The post-Brexit agreement, concluded in extremis at the end of 2020 between London and Brussels, provides that European fishermen can continue to work in certain British waters provided they can prove that they were fishing there previously. But the French and the British argue over the nature and extent of the supporting documents to be provided.
In the still disputed fishing zones (the 6-12 mile zone of the British coasts and the Channel Islands), London and Jersey have granted a total of just over 210 definitive licenses, while Paris is still asking for 244.
“It lacks almost 50% of the licenses to which we are entitled”, insisted Gabriel Attal.
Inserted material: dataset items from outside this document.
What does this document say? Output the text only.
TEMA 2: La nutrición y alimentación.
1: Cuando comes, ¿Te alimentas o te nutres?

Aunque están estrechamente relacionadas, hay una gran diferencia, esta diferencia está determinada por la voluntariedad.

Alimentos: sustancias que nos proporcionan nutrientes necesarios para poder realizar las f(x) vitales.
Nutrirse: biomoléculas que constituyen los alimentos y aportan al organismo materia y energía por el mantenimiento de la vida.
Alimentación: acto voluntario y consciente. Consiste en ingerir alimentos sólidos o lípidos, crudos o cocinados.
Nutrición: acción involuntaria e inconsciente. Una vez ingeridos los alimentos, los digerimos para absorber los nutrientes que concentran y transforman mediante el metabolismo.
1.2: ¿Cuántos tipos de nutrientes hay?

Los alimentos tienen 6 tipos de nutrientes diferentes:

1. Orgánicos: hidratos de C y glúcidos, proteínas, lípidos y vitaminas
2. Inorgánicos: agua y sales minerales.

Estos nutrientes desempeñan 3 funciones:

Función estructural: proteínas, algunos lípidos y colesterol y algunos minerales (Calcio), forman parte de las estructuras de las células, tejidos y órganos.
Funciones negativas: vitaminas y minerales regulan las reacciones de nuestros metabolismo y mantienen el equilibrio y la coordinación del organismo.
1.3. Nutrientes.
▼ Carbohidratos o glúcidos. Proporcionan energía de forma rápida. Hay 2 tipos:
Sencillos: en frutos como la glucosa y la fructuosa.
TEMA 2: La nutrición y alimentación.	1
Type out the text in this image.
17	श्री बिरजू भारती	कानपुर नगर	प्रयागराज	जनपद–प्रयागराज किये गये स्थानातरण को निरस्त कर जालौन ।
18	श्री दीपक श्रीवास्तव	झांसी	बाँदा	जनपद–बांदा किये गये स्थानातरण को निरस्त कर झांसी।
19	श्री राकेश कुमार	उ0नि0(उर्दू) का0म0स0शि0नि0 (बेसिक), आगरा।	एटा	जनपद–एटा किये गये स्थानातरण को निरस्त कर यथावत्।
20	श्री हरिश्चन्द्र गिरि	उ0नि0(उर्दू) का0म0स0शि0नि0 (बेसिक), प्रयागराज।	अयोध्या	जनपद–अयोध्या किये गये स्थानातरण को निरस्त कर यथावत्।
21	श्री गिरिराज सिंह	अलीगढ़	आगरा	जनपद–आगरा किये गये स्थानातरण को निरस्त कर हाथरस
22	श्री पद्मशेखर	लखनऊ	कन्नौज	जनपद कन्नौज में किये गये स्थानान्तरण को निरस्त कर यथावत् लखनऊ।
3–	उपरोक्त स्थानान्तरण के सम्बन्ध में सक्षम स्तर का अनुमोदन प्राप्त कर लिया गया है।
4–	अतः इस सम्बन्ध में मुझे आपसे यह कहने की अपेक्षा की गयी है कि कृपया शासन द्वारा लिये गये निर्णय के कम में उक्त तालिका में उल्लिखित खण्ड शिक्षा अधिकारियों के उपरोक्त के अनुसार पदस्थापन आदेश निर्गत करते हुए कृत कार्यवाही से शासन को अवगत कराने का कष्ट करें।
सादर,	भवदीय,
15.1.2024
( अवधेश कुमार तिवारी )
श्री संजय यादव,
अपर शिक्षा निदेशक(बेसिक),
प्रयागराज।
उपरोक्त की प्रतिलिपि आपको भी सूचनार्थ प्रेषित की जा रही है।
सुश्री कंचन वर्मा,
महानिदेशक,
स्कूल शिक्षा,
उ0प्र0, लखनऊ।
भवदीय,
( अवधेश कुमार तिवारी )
On the British side, Boris Johnson’s government spokesman puts forward a very different figure: “98% of fishing licenses have been granted”.
The Minister of the Sea, Annick Girardin, had warned that she wanted a comprehensive solution by November 1, since the island of Jersey gave a period of one month (until October 30) to 75 French boats to provide new items and reopen their case. As these vessels are currently on the red list, they will no longer be able to spawn in Jersey waters as of Monday.
– “No official communication” –
However, London seemed surprised and said it was “very disappointed” with these “threats made late in the evening”, according to the British Secretary of State for Brexit, David Frost, who denounces the way things are done.
“We have not received any official communication from the French government on this subject,” he said on Twitter, saying “urgently seek clarification”.
On the French side, the French Secretary of State for European Affairs, Clément Beaune, affirms that this decision is “part of a European approach since we have at the same time seized the European Commission to have a first floor meeting to settle disputes” .
“No other subject of European cooperation with the United Kingdom will be able to progress without restoring confidence and fully applying the signed agreements,” said the government press release.
The situation also remains very tense in the region of Boulogne-sur-Mer (Hauts-de-France), where dozens of fishermen have not been able to access British waters for months. “Since April, we are at more than 50% of operating losses”, explains one of them, Stéphane Pinto, estimating that the State and the EU “should have reacted long ago”.